We’ve been in our house for just over 4 years now.
As many times as I drive in and out of the drive way: today it hit me. How amazing this little slice is. I didn’t grow up in a neighborhood, I wasn’t part of a rat-pack of friends from my backyard, I couldn’t ride my bike to school, or walk to my library. We didn’t camp when I was a little girl, I lived a very different (often dual) life than my children are experiencing. And the popup in our driveway with the blooming window boxes and the basketball hoop with a neighborhood playground only a block away … It just makes me thankful for this life. The one I almost missed. The one I sometimes wish away. Today isn’t one of those days.
We’ve had some turnover in our neighborhood recently and as exciting as possibility is, I find myself being completely rooted to this house. A year ago I would have told you that once our renovations were finally done I would want to move. Collect the equity and run away.
I don’t know where I’m always going but I haven’t wanted to stop. Until now.
Summer is almost here and we’re preparing for an extended trip, which is why we bought a pop-up camper a few weeks ago. We ripped out carpet and cleaned it up and we’re shaving minutes off the set-up every time we practice. We spent our first nights in the camper this past weekend – the first night was chilly and we didn’t have enough blankets so we all huddled in together and fought off bug bites and woke to a downpour storm. We stayed dry! And we all woke up smiling, giddy almost.
I remember going to Shipshewana with my parents and buying my first tent with my babysitting money when I was 11 or 12. We lived in a subdivision where everyone’s backyards pooled into one big, uninterrupted green space; divided only by landscaping rocks and invisible lines etched out with mowers and ownership. I set up my green tent in the backyard and slept outside every night I was allowed to that summer. I spent days laying under the green tarp listening to the birds, writing in my journal, pretending I was in the middle of a great big field with mountain views and rushing water nearby. Only when I poked my head out from my miniature universe did I realize I was in the middle of a suburban sprawl, no mature trees as far as the eye could see; in the middle of empty lots and chemically induced grassy lawns.
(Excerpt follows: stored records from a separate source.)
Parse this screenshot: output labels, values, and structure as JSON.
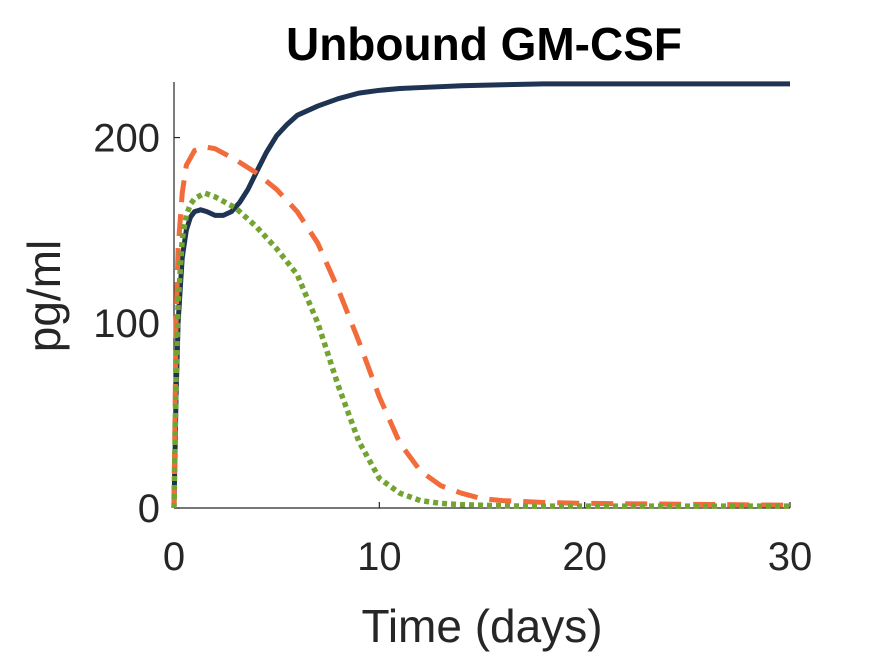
{
  "chart_data": {
    "type": "line",
    "title": "Unbound GM-CSF",
    "xlabel": "Time (days)",
    "ylabel": "pg/ml",
    "xlim": [
      0,
      30
    ],
    "ylim": [
      0,
      230
    ],
    "xticks": [
      0,
      10,
      20,
      30
    ],
    "yticks": [
      0,
      100,
      200
    ],
    "grid": false,
    "legend": "none",
    "series": [
      {
        "color": "#1f3352",
        "style": "solid",
        "x": [
          0,
          0.1,
          0.2,
          0.4,
          0.6,
          0.8,
          1,
          1.3,
          1.6,
          2,
          2.4,
          2.8,
          3.2,
          3.6,
          4,
          4.5,
          5,
          5.5,
          6,
          7,
          8,
          9,
          10,
          11,
          12,
          14,
          16,
          18,
          20,
          25,
          30
        ],
        "y": [
          0,
          60,
          100,
          135,
          150,
          157,
          160,
          161,
          160,
          158,
          158,
          160,
          165,
          172,
          181,
          192,
          201,
          207,
          212,
          217,
          221,
          224,
          225.5,
          226.5,
          227,
          228,
          228.5,
          229,
          229,
          229,
          229
        ]
      },
      {
        "color": "#f26b3a",
        "style": "dashed",
        "x": [
          0,
          0.1,
          0.2,
          0.4,
          0.6,
          1,
          1.5,
          2,
          2.5,
          3,
          4,
          5,
          6,
          7,
          8,
          9,
          10,
          11,
          12,
          13,
          14,
          15,
          16,
          18,
          20,
          25,
          30
        ],
        "y": [
          0,
          100,
          140,
          170,
          185,
          193,
          195,
          194,
          191,
          188,
          181,
          172,
          160,
          143,
          118,
          90,
          60,
          35,
          20,
          12,
          8,
          5,
          4,
          3,
          2.5,
          2,
          1.5
        ]
      },
      {
        "color": "#73a332",
        "style": "dotted",
        "x": [
          0,
          0.1,
          0.2,
          0.4,
          0.6,
          0.8,
          1,
          1.5,
          2,
          2.5,
          3,
          4,
          5,
          6,
          7,
          8,
          9,
          10,
          11,
          12,
          13,
          14,
          15,
          17,
          20,
          25,
          30
        ],
        "y": [
          0,
          70,
          110,
          145,
          158,
          164,
          167,
          170,
          168,
          165,
          162,
          152,
          140,
          126,
          100,
          66,
          36,
          16,
          8,
          4,
          2.5,
          1.8,
          1.5,
          1,
          1,
          1,
          1
        ]
      }
    ]
  }
}
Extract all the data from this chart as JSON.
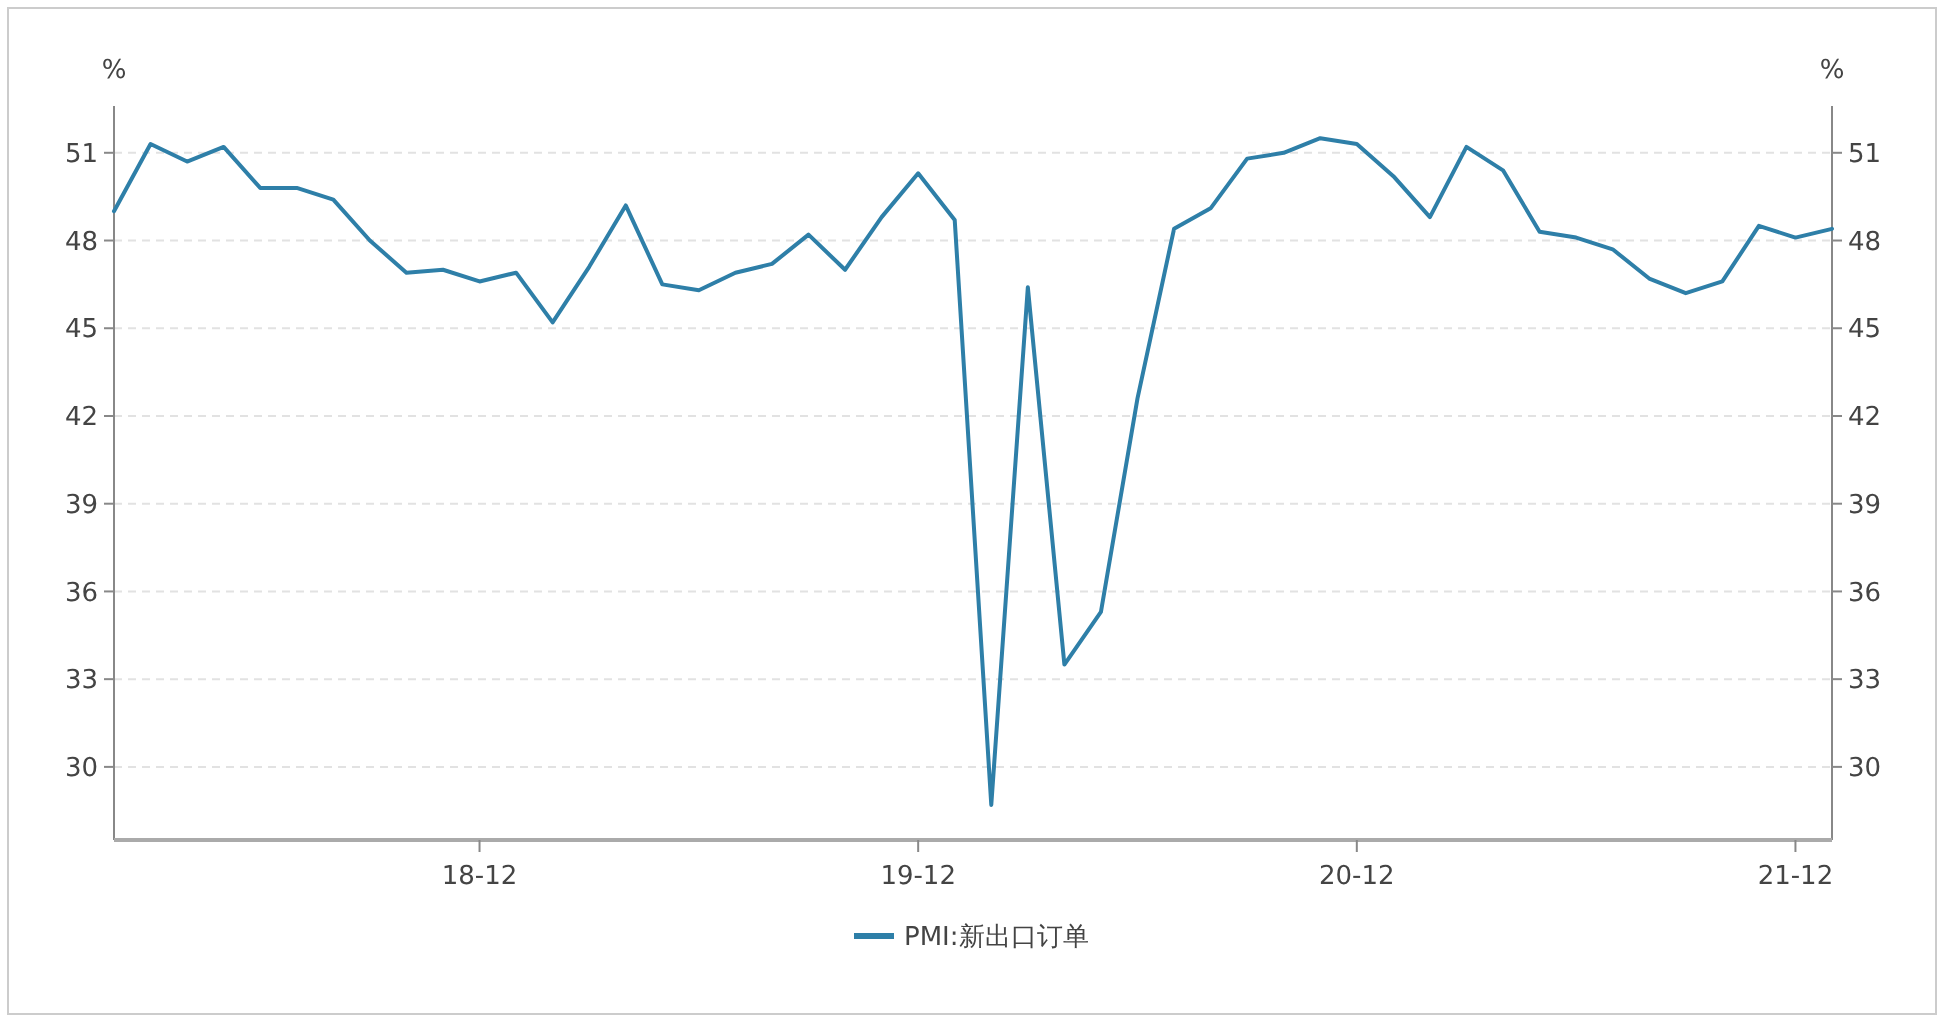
{
  "chart_data": {
    "type": "line",
    "ylabel": "%",
    "y2label": "%",
    "categories": [
      null,
      null,
      null,
      null,
      null,
      null,
      null,
      null,
      null,
      null,
      "18-12",
      null,
      null,
      null,
      null,
      null,
      null,
      null,
      null,
      null,
      null,
      null,
      "19-12",
      null,
      null,
      null,
      null,
      null,
      null,
      null,
      null,
      null,
      null,
      null,
      "20-12",
      null,
      null,
      null,
      null,
      null,
      null,
      null,
      null,
      null,
      null,
      null,
      "21-12",
      null
    ],
    "series": [
      {
        "name": "PMI:新出口订单",
        "color": "#2e7fa8",
        "values": [
          49.0,
          51.3,
          50.7,
          51.2,
          49.8,
          49.8,
          49.4,
          48.0,
          46.9,
          47.0,
          46.6,
          46.9,
          45.2,
          47.1,
          49.2,
          46.5,
          46.3,
          46.9,
          47.2,
          48.2,
          47.0,
          48.8,
          50.3,
          48.7,
          28.7,
          46.4,
          33.5,
          35.3,
          42.6,
          48.4,
          49.1,
          50.8,
          51.0,
          51.5,
          51.3,
          50.2,
          48.8,
          51.2,
          50.4,
          48.3,
          48.1,
          47.7,
          46.7,
          46.2,
          46.6,
          48.5,
          48.1,
          48.4
        ]
      }
    ],
    "ylim": [
      27.5,
      52.6
    ],
    "yticks": [
      30,
      33,
      36,
      39,
      42,
      45,
      48,
      51
    ],
    "y2lim": [
      27.5,
      52.6
    ],
    "y2ticks": [
      30,
      33,
      36,
      39,
      42,
      45,
      48,
      51
    ],
    "grid": "y",
    "legend": "bottom",
    "line_style": "solid",
    "marker": "none"
  }
}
When I was seventeen I camped on the beach with Aaron. I wrote a note to my parents saying I’d be back in the morning (pro-tip: not recommended) and we hiked out to the beach, set up a tent and watched the stars. It was that innocent, actually, and it was perfect. We wrote in each-others journals that night, instead of our own, as if we were writing a memory for the other person. That no matter what came of us, we’d always have this. A night underneath the stars, a night with the waves and the moon. I woke up next to Aaron for the first time on that rebellious little adventure and thats when I knew, I wanted to do this forever. Soon after waking up my parents found our tent on the beach and sternly told me to … ehum … come home. (True story.)
Waking up in our popup to the sound of rain pelting our vinyl roof with bleary eyed genetic clones of each of us staring up from underneath blankets, huddled in with their stuffed animals, I realized that this is my forever.
I love houses and I hope I always will. But I love sleeping underneath the stars more. I love watching the water, and feeling so small it’s actually painful in the grand scheme of things. I love running on the shore and spending time counting grains of sand. I love living in close quarters with the people I can’t get enough of. Picking roadside flowers and sipping muddy coffee under the awning while the dust dances at my feet in a furry with the rain.
It’s that innocent, actually, and it’s perfect.